Periodic Reporting for period 1 - EMBRACE (Elucidating Mechanisms of Bladder Cancer Metastasis)
Reporting period: 2018-09-01 to 2020-08-31
We have also identified and validated another E3 ubiquitin ligase TRAF4 (TNF receptor associated factor 4) as biomarker for advanced stages of bladder cancer progression. TRAF4 has been largely implicated as a tumour promoting element in a wide range of cancers. Over-expression and amplification of this gene product has been a common observation in breast , lung, prostate and other metastatic tumours. In contrast, we observed that expression of TRAF4 negatively correlated with overall (bladder cancer) patient survival. We also performed transcriptomic data analysis, which revealed the changes in the intracellular signaling pathways upon TRAF4 mis-expression in bladder cancer cells. BMP (Bone morphogenetic protein) signaling and the NF-B signaling pathways were the most affected by TRAF4 mis-expression in bladder cancer cells. Furthermore, we identified and validated an ERK kinase phosphorylation site on TRAF4 which not only affects the stability but also its ability to localize to the plasma membrane. Our findings were further validated using bladder cancer patient material.

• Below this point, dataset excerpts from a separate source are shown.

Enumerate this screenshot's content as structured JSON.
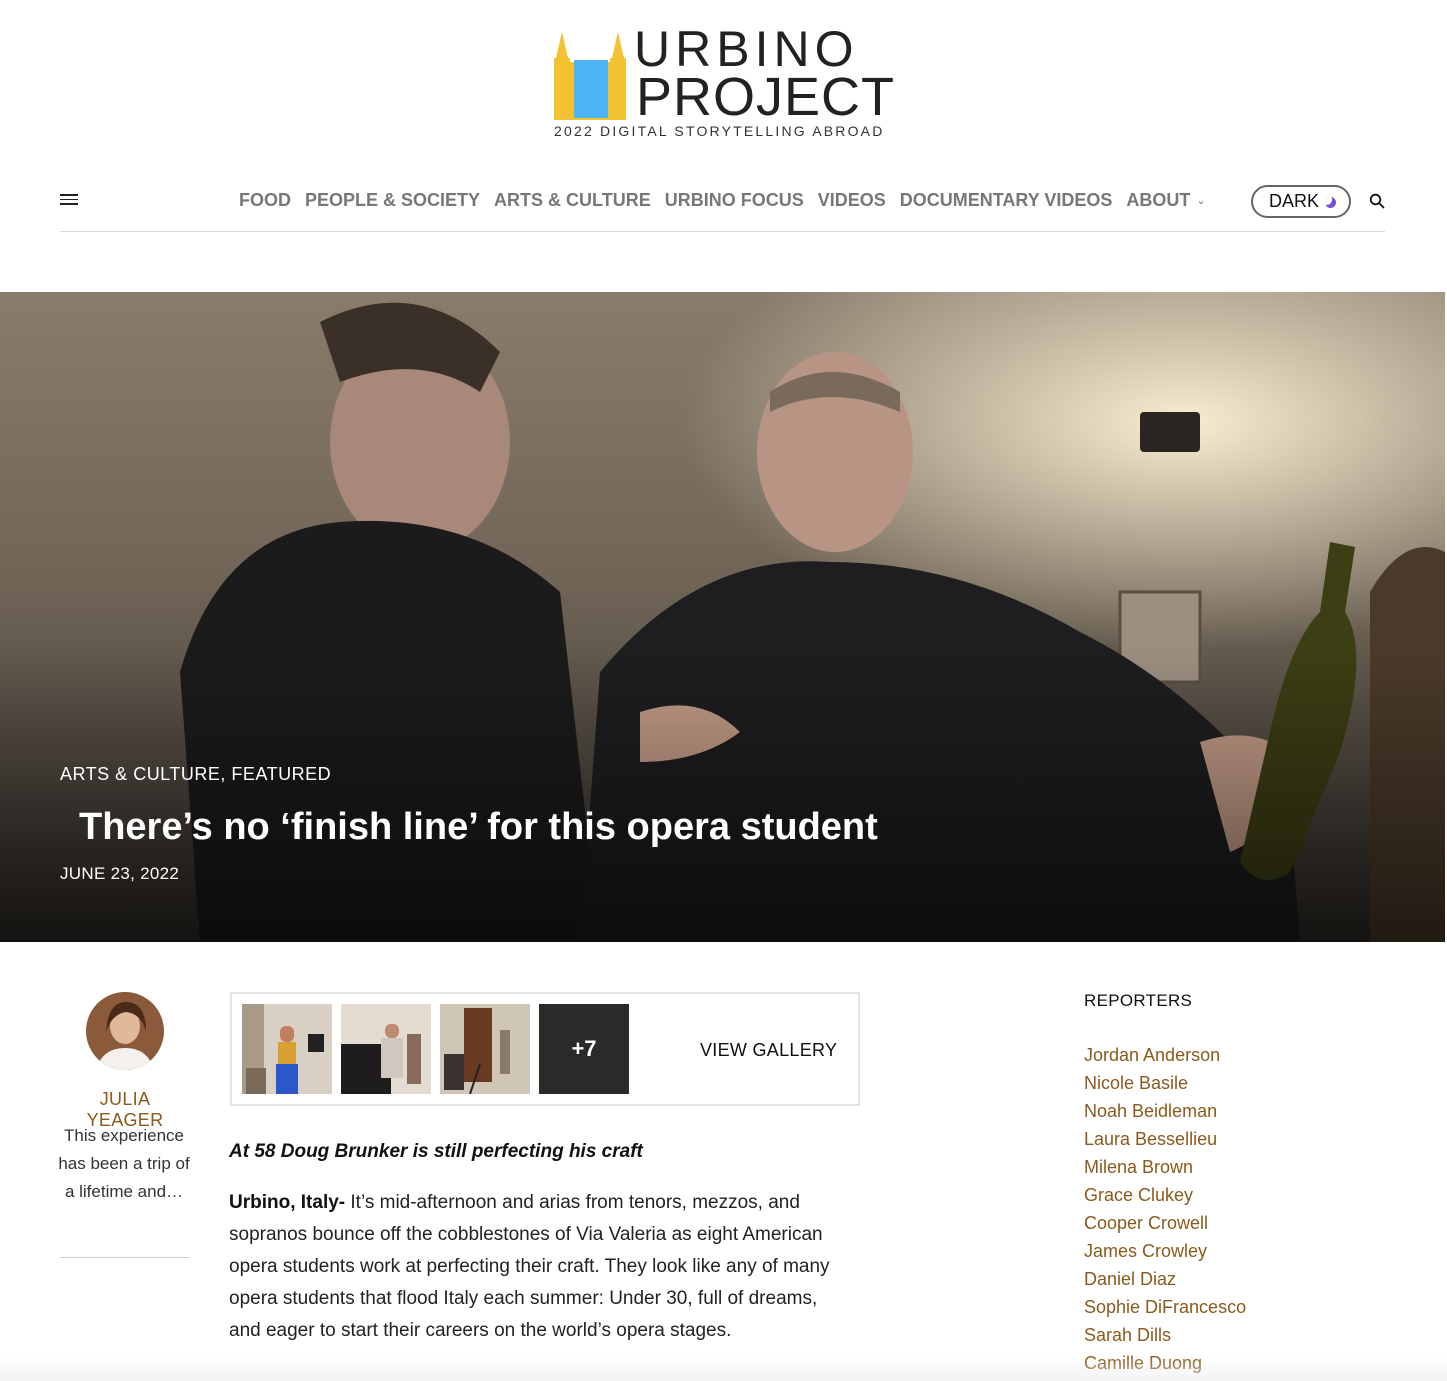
{
  "logo": {
    "word1": "URBINO",
    "word2": "PROJECT",
    "tagline": "2022 DIGITAL STORYTELLING ABROAD",
    "colors": {
      "yellow": "#f3c232",
      "blue": "#4cb3f5"
    }
  },
  "nav": {
    "items": [
      {
        "label": "FOOD"
      },
      {
        "label": "PEOPLE & SOCIETY"
      },
      {
        "label": "ARTS & CULTURE"
      },
      {
        "label": "URBINO FOCUS"
      },
      {
        "label": "VIDEOS"
      },
      {
        "label": "DOCUMENTARY VIDEOS"
      },
      {
        "label": "ABOUT"
      }
    ],
    "dark_toggle_label": "DARK",
    "menu_icon": "hamburger-icon",
    "search_icon": "search-icon"
  },
  "hero": {
    "category1": "ARTS & CULTURE",
    "category_sep": ",",
    "category2": "FEATURED",
    "title": "There’s no ‘finish line’ for this opera student",
    "date": "JUNE 23, 2022"
  },
  "author": {
    "name": "JULIA YEAGER",
    "bio": "This experience has been a trip of a lifetime and…"
  },
  "gallery": {
    "more_count": "+7",
    "view_label": "VIEW GALLERY"
  },
  "article": {
    "lede": "At 58 Doug Brunker is still perfecting his craft",
    "dateline": "Urbino, Italy-",
    "paragraph": " It’s mid-afternoon and arias from tenors, mezzos, and sopranos bounce off the cobblestones of Via Valeria as eight American opera students work at perfecting their craft. They look like any of many opera students that flood Italy each summer: Under 30, full of dreams, and eager to start their careers on the world’s opera stages."
  },
  "sidebar": {
    "heading": "REPORTERS",
    "reporters": [
      "Jordan Anderson",
      "Nicole Basile",
      "Noah Beidleman",
      "Laura Bessellieu",
      "Milena Brown",
      "Grace Clukey",
      "Cooper Crowell",
      "James Crowley",
      "Daniel Diaz",
      "Sophie DiFrancesco",
      "Sarah Dills",
      "Camille Duong"
    ]
  },
  "colors": {
    "link_brown": "#8a5a1c",
    "nav_gray": "#777777",
    "moon_purple": "#7a4fd8"
  }
}
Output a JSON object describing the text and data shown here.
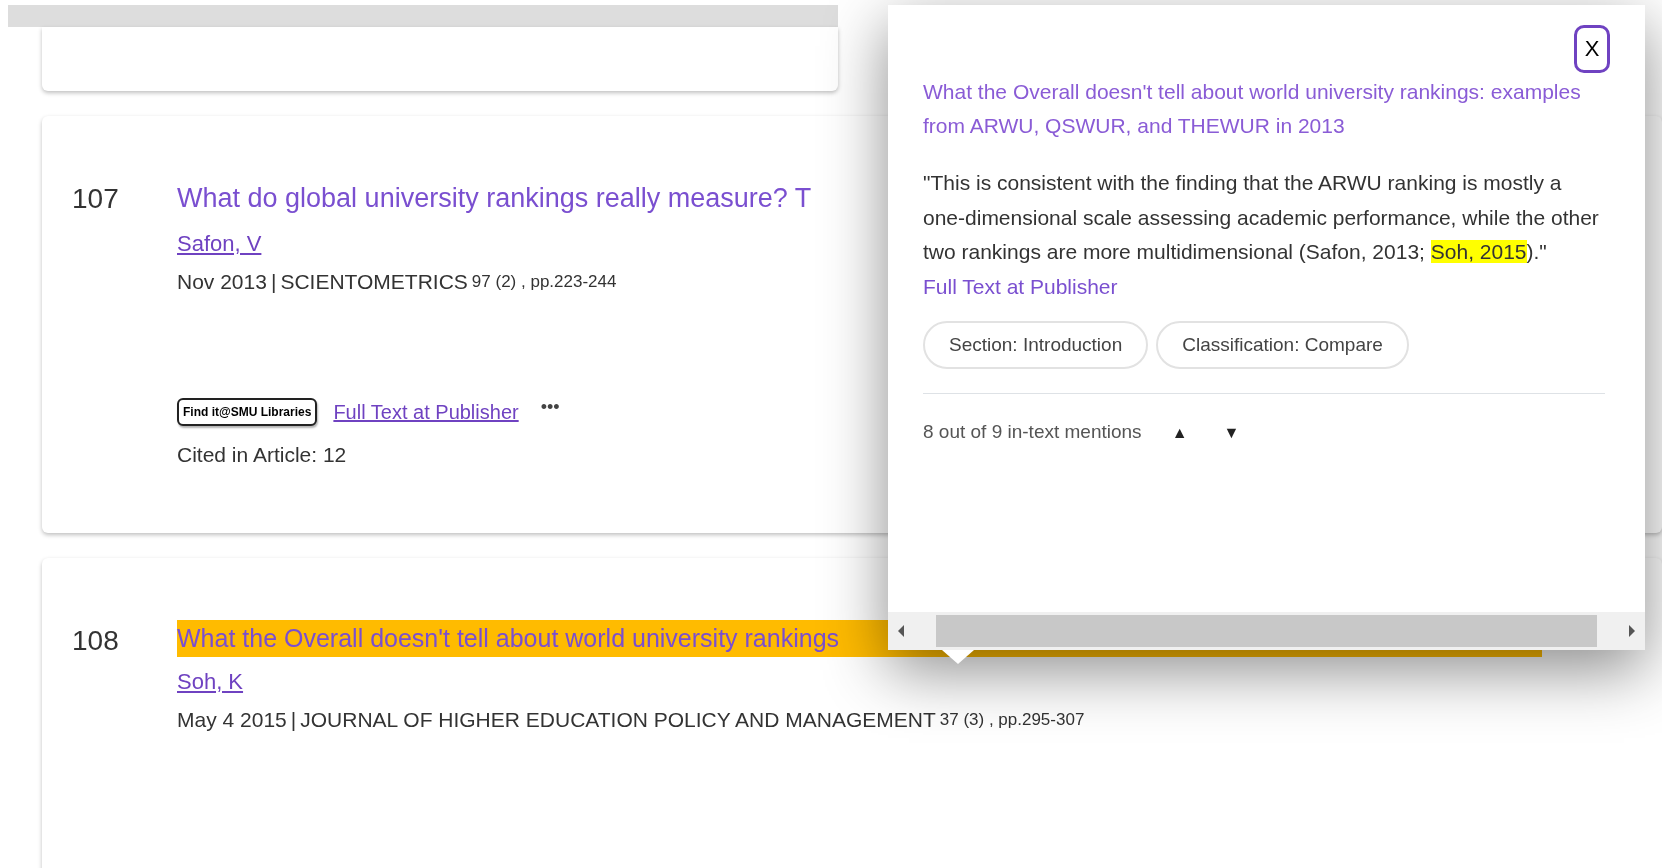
{
  "results": [
    {
      "number": "107",
      "title": "What do global university rankings really measure? T",
      "highlighted": false,
      "authors": "Safon, V",
      "date": "Nov 2013",
      "separator": "|",
      "journal": "SCIENTOMETRICS",
      "volume": "97 (2) , pp.223-244",
      "findit": "Find it@SMU Libraries",
      "full_text_link": "Full Text at Publisher",
      "more": "•••",
      "cited": "Cited in Article: 12"
    },
    {
      "number": "108",
      "title": "What the Overall doesn't tell about world university rankings",
      "highlighted": true,
      "authors": "Soh, K",
      "date": "May 4 2015",
      "separator": "|",
      "journal": "JOURNAL OF HIGHER EDUCATION POLICY AND MANAGEMENT",
      "volume": "37 (3) , pp.295-307"
    }
  ],
  "popover": {
    "close": "X",
    "title": "What the Overall doesn't tell about world university rankings: examples from ARWU, QSWUR, and THEWUR in 2013",
    "quote": [
      {
        "text": "\"This is consistent with the finding that the ARWU ranking is mostly a one-dimensional scale assessing academic performance, while the other two rankings are more multidimensional (Safon, 2013; ",
        "highlighted": false
      },
      {
        "text": "Soh, 2015",
        "highlighted": true
      },
      {
        "text": ").\"",
        "highlighted": false
      }
    ],
    "link": "Full Text at Publisher",
    "tags": [
      "Section: Introduction",
      "Classification: Compare"
    ],
    "mentions": "8 out of 9 in-text mentions",
    "prev": "▲",
    "next": "▼"
  }
}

The next step of the project would be to test the combinatorial drug treatment strategies on human trials. Also, further testing the efficacy of SMURF2 as a potential biomarker is warranted. These studies will lead to precise and personalized treatment strategies for bladder cancer patients. The TRAF4 project also has a lot of potential as a novel biomarker for bladder cancer progression. We observed that TRAF4 expression is epigenetically silenced in advanced stages of bladder cancer patients and also observed a negative trend of its expression across the advancing stages of bladder cancer progression. We also uncovered an important link between TRAF4 and the BMP signaling pathway. TRAF4 is able to degrade SMURF1, which is a negative regulator of BMP signaling pathway. A positive correlation between BMP signaling pathway’s effector molecule pSMAD1/5/8 and TRAF4 expression was observed. Also, we observed a negative correlation between NF-KappaB signaling pathway and TRAF4 expression.